Japanese Women - National Geographic, April 1990

The article begins by pointing out that "...a basic truth about Japanese life: the unquestioned, and unquestionable duty to do what is expected of you and do it properly." Thus, Japanese women are given a set of expectations by their Japanese culture and history.

"Japanese women are expected to do all that they do with patience, selflessness-and, above all, without complaining." It adds: "Popular Japanese literature abounds with stories bout lengthy, solitary vigils by Japanese women performing their duty of caring, for the young, the family, the elderly."

This is the popular notion of Japanese women; devoted, caring, selfless, patient and passive. In the anime series Ranma 1/2, for example, the eldest daughter Kasumi takes care of the family, trying to fill in her for her mother who had died some years earlier.

The article goes on to note: "Today as in the past, marriage is the only truly acceptable state of being for any Japanese woman - or man. As a woman approaches tekireiki, the 'suitable age' to marry (traditionally 23 to 25, not closer to 27), all Japan will help her find the right mate. Large companies often have marriage bureaus to facilitate introductions between single employees. Matchmakers, sometimes professional, often a friend of the family, suggest suitable mates. Parents hire detectives to check out each other's families - they look for assurances of mental and physical well-being, and for signs of shady ancestors. An example of someone considered a "shady ancestor" would be the burakumin.

The article talks about the "bridal training" many women take. They learn about the tea ceremony and flower arranging (ikebana) among other things.

The article also talks about the formal meetings that are held in order to arrange a marriage between two people who have not necessarily ever met each other before. Such a meeting is called an omiai. Some women end up having ten or more such meetings before being paired with a prospective mate.

One derogatory term used for older unmarried women is 'Christmas Cake', the term referring to something like the cake whose value drops down sharply after Christmas.

The article notes that the Western concept of romantic marriage is not really considered very important in Japan. Marriages are an appropriate match of family standing and education. The romance, though, has often not been very important in the marriage. The husband traditionally works long hours and is absent from home. He has little to do with any children or his wife since his life is basically his work, whether he wants it that way or not. (note; this is gradually changing).

One of the mother's most important duties is preparing the obento or "honorable lunch box" for her children to take to school with her. (I discuss these in my section on bento boxes) Preparing these, doing the laundry, and doing the daily shopping are just three of the duties that wives have.
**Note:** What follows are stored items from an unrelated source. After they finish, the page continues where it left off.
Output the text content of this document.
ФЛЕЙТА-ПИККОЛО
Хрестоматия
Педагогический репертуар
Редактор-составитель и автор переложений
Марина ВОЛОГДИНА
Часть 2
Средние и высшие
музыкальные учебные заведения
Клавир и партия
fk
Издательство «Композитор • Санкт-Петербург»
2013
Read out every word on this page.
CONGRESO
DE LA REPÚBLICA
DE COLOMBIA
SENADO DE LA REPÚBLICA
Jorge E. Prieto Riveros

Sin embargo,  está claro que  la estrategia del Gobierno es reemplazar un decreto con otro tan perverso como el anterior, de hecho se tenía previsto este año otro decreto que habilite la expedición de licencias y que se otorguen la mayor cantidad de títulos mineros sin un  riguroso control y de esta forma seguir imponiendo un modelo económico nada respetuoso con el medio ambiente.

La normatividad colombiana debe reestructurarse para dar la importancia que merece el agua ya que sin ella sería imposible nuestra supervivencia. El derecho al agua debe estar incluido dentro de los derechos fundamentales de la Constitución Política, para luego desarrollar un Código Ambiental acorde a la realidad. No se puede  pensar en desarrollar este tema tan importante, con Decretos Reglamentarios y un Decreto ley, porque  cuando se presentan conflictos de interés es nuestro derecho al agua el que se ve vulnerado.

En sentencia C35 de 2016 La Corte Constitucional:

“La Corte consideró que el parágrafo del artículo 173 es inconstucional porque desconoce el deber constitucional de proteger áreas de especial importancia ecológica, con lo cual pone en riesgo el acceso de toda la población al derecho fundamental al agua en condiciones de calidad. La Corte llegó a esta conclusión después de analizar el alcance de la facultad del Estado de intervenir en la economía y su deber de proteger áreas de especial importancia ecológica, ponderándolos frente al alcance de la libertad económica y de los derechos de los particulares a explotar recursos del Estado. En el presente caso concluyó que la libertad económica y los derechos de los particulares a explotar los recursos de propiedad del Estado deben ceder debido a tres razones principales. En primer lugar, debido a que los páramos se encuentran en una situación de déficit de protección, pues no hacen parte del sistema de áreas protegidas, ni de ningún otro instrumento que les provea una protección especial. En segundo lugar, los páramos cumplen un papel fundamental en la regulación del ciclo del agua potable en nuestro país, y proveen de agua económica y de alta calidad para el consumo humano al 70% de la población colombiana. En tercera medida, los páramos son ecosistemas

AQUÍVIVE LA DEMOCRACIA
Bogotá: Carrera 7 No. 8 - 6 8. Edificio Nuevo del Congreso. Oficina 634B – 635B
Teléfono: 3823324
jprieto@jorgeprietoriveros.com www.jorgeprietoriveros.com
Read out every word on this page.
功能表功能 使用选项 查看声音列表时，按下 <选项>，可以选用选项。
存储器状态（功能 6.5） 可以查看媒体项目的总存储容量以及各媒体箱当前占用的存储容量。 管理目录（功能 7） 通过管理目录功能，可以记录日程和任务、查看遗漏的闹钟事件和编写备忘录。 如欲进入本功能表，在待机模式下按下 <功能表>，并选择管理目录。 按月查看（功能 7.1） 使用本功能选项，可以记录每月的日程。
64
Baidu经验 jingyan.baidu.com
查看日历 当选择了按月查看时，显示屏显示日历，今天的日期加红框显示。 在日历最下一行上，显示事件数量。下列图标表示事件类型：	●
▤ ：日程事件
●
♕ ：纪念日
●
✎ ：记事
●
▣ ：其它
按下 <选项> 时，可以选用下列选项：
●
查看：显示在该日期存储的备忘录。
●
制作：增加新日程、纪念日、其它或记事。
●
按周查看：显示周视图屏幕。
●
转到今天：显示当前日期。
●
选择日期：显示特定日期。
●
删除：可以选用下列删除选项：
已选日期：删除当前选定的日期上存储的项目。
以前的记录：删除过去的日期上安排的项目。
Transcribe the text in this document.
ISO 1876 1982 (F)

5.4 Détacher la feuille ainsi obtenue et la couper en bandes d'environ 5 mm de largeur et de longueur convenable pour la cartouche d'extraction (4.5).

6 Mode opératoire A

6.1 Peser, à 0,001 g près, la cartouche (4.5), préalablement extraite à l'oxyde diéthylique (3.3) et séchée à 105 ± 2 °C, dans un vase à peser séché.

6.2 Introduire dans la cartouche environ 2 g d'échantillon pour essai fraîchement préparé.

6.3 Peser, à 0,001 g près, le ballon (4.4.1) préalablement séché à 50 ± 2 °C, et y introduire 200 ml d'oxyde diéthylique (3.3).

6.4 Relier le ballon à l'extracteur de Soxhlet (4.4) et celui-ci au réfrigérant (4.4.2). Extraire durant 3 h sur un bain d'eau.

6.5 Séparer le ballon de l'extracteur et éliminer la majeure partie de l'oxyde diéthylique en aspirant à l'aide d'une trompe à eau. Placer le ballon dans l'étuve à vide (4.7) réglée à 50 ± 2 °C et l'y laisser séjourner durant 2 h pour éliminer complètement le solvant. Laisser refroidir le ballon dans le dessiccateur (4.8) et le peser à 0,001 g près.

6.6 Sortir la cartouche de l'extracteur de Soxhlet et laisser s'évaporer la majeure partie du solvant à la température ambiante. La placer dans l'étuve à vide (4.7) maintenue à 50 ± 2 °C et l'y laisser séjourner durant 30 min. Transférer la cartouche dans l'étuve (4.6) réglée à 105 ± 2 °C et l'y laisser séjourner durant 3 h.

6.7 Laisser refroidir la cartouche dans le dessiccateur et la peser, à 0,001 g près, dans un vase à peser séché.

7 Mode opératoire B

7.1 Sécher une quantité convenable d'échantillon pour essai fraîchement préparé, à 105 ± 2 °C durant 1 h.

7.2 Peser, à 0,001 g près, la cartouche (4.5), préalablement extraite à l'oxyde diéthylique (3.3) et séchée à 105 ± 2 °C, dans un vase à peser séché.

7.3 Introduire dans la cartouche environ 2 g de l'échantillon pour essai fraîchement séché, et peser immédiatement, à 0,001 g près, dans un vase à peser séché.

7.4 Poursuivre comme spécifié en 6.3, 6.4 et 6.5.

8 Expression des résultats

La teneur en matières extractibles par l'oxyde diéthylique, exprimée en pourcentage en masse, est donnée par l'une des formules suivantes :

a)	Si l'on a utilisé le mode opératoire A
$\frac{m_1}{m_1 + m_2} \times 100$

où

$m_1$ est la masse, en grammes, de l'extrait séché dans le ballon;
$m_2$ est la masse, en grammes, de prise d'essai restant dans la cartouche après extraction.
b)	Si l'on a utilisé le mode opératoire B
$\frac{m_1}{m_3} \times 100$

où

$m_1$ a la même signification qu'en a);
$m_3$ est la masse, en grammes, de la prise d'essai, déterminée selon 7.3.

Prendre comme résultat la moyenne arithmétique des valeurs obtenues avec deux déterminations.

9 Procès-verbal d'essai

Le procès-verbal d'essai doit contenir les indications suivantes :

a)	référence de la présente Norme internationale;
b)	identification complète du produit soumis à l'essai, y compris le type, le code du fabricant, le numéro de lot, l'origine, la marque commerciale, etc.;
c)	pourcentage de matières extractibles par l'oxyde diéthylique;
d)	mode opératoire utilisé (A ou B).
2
The grocery shopping is done daily because there is not the series of huge supermarkets in Japan that there is in the U.S., and car driving is not as "required" as it is in the U.S. There is also an emphasis on having food ingredients being as fresh as possible.

Japanese mothers are also dedicated to their children, especially their schooling. At the time of the article it was critical for students to get into the best schools and past the best entrance exams so that they could end up getting into a prestigious college or university. That would basically guarantee them a lifetime job as a company after they graduated. The wives also take care of the family finances, household purchases, and they make most of the important decisions having to do with housing and schooling.

The Western emphasis on self-expression and "doing your own thing" is just not part of the Japanese lifestyle. There are more and more women, though, who are able to combine marriage with a career. Even there, though, the women run into many problems. In some big companies important meetings will be held and the women won't be informed of them. They might write something and have their byline replaced by the name of a male. The women are also not welcome in the after-hours socializing (which often involves a lot of drinking.)

The article then goes on to talk about geisha. Overall the article is quite interesting, especially comparing it to more recent works.